Table 1 shows the calculated (ideal) and measured values on both red and infrared current sinks for the design in Figure 1 at ambient temperature.
|Current Sink||Ideal Value (mA)||Measured Value (mA)||Error|
A common variation in this circuit is to replace the voltage reference with a DAC. The DAC’s output delivers different voltages depending on the level of light needed out of the red and infrared LEDs. The great benefit of the ADA4505-2 is that being a zero crossover distortion op amp, its VOS remains constant through the entire input voltage range. This avoids the necessity of calibrating the system every time the DAC changes its output to create a different current sink level. One-time calibration is therefore sufficient when the ADA4505-2 is working in conjunction with the DAC. Also, the ADG1636 switch can be removed, since the DAC can output a 0 V signal to disable the current sink when not needed.

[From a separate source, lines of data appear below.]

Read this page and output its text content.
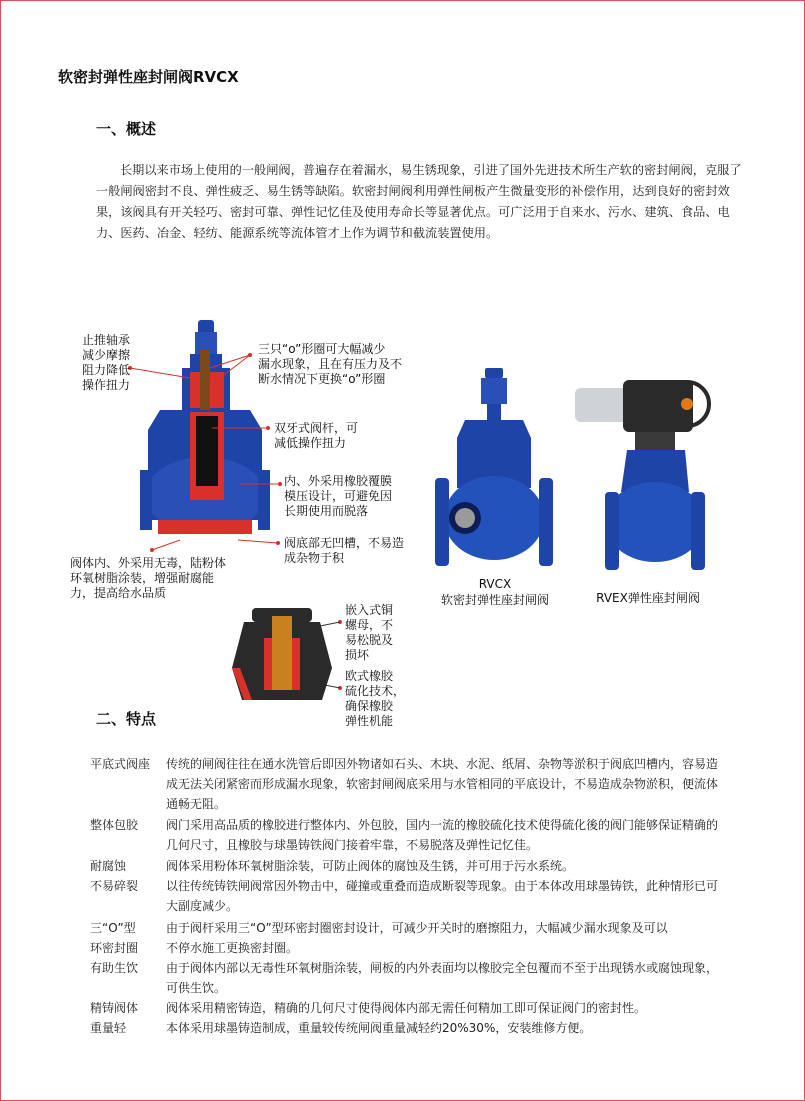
软密封弹性座封闸阀RVCX
一、概述
长期以来市场上使用的一般闸阀，普遍存在着漏水，易生锈现象，引进了国外先进技术所生产软的密封闸阀，克服了一般闸阀密封不良、弹性疲乏、易生锈等缺陷。软密封闸阀利用弹性闸板产生微量变形的补偿作用，达到良好的密封效果，该阀具有开关轻巧、密封可靠、弹性记忆佳及使用寿命长等显著优点。可广泛用于自来水、污水、建筑、食品、电力、医药、冶金、轻纺、能源系统等流体管才上作为调节和截流装置使用。
止推轴承
减少摩擦
阻力降低
操作扭力
三只“o”形圈可大幅减少
漏水现象，且在有压力及不
断水情况下更换“o”形圈
双牙式阀杆，可
减低操作扭力
内、外采用橡胶覆膜
模压设计，可避免因
长期使用而脱落
阀底部无凹槽，不易造
成杂物于积
阀体内、外采用无毒，陆粉体
环氧树脂涂装，增强耐腐能
力，提高给水品质
RVCX
软密封弹性座封闸阀	RVEX弹性座封闸阀
嵌入式铜
螺母，不
易松脱及
损坏
欧式橡胶
硫化技术，
确保橡胶
弹性机能
二、特点
平底式阀座	传统的闸阀往往在通水洗管后即因外物诸如石头、木块、水泥、纸屑、杂物等淤积于阀底凹槽内，容易造成无法关闭紧密而形成漏水现象，软密封闸阀底采用与水管相同的平底设计，不易造成杂物淤积，便流体通畅无阻。
整体包胶	阀门采用高品质的橡胶进行整体内、外包胶，国内一流的橡胶硫化技术使得硫化後的阀门能够保证精确的几何尺寸，且橡胶与球墨铸铁阀门接着牢靠，不易脱落及弹性记忆佳。
耐腐蚀	阀体采用粉体环氧树脂涂装，可防止阀体的腐蚀及生锈，并可用于污水系统。
不易碎裂	以往传统铸铁闸阀常因外物击中，碰撞或重叠而造成断裂等现象。由于本体改用球墨铸铁，此种情形已可大副度减少。
三“O”型	由于阀杆采用三“O”型环密封圈密封设计，可减少开关时的磨擦阻力，大幅减少漏水现象及可以
环密封圈	不停水施工更换密封圈。
有助生饮	由于阀体内部以无毒性环氧树脂涂装，闸板的内外表面均以橡胶完全包覆而不至于出现锈水或腐蚀现象，可供生饮。
精铸阀体	阀体采用精密铸造，精确的几何尺寸使得阀体内部无需任何精加工即可保证阀门的密封性。
重量轻	本体采用球墨铸造制成，重量较传统闸阀重量减轻约20%30%，安装维修方便。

The use of the IRLMS202 N-channel MOSFET allows this design to be used for currents up to hundreds of milliamps (special attention has to be placed in making sure its safe operating area is not violated). When the current levels are in the order of decades of milliamps, the reliable and cost-effective BSS138 N-channel MOSFET can be utilized instead.
If the accuracy and temperature drift of the total design has stringent requirements, use a more accurate and lower temperature coefficient drift voltage reference, such as the high precision series voltage reference ADR127 or the higher accuracy B grade of the ADR1581, ADR1581 (B grade); a tighter tolerance and low temperature drift should also be selected for the current sink resistor; and a very low VOS precision amplifier should be chosen, for instance the auto-zero (zero-drift) AD8629 (2.7 V to 5 V) or the OP07D (8 V to 36 V).
If high precision current sinks are not required, and depending on the total design tolerance requirements, then an all-purpose, cost-effective op amp can be used. Good examples of these device are the AD8515 (1.8 V to 5 V), AD8542 (2.7 V to 5.5 V), AD8529 (2.7 V to 12 V), AD8566 (4.5 V to 16 V), and OP275 (9 V to 44 V).